Barring these two issues, I have felt that RBI has done a pretty good job of the exchange rate. Until now.
RBI has just announced a batch of capital controls against the currency market. This is a mistake:
  1. When there is turbulence on the currency market, you want greater activity on the currency derivatives market – which is where people protect themselves from currency risk – not less. Recall how the Greek default really damaged the Italians because on that day, the owner of an Italian government bond was told that maybe his CDS would malfunction if an Italian default came about. It was not good for Italy for economic agents to have a reduced ability to manage this risk.
  2. This will merely shift business to alternative venues – the offshore market and the onshore currency futures market. To the extent that shifting to these venues is tedious or infeasible (e.g. FIIs are banned from the onshore currency futures market and don’t have that choice), economic agents will be averse to holding India risk.
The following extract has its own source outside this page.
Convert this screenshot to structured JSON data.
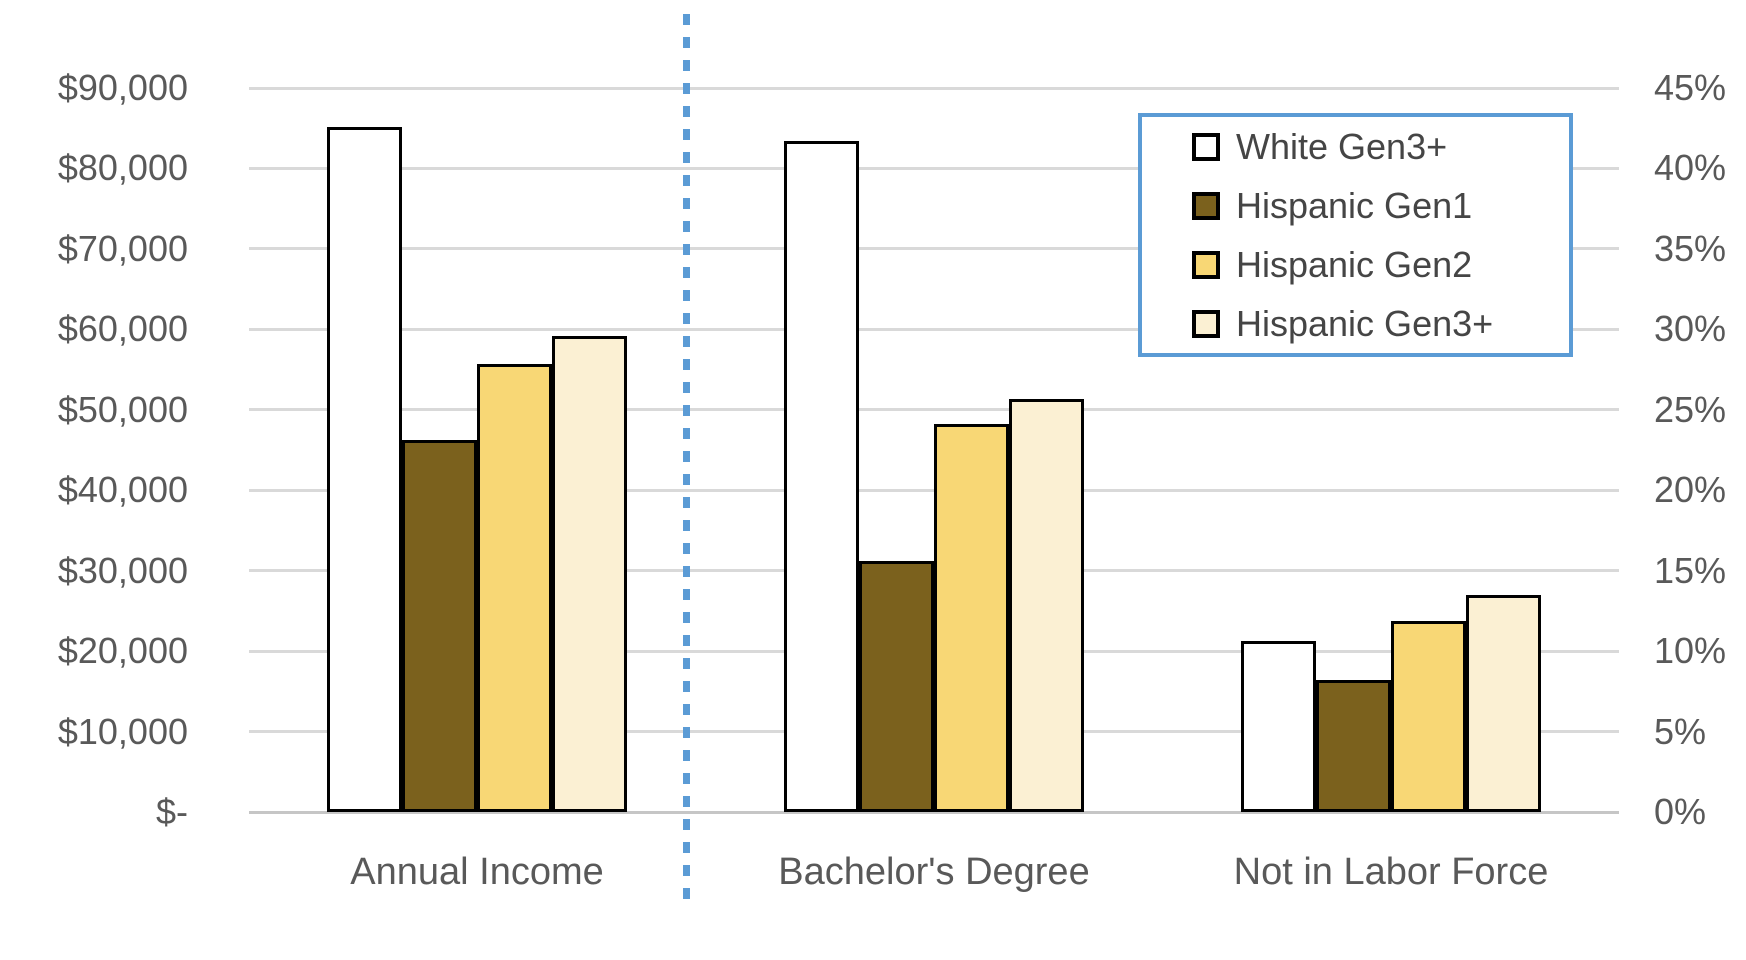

This is bad for asset prices in India at a particularly difficult time.
  3. In a climate of pessimism about economic policy, it is important to send out a message, through action and non-action every day, that RBI (and more generally the Indian economic policy establishment) possesses top quality knowledge and decision-capabilities in economics and finance. This action of RBI reinforces the gloom about economic policy capabilities in India.
In April, Ila Patnaik and I released a paper titled Did the Indian capital controls work as a tool of macroeconomic policy? Our answer was largely in the negative. RBI’s actions of today are likely to shape up as yet another episode of this larger theme. It might make things worse for the rupee, for Nifty, etc.; to this extent these decisions would not be irrelevant.
Financial regulation should be focused on the problems of consumer protection, micro-prudential regulation, market integrity and systemic risk. It should not be used as a tool for short-term macroeconomic policy. If this is done, it damages market liquidity and yields a less capable financial market. This further damages the limited monetary policy transmission that RBI possesses.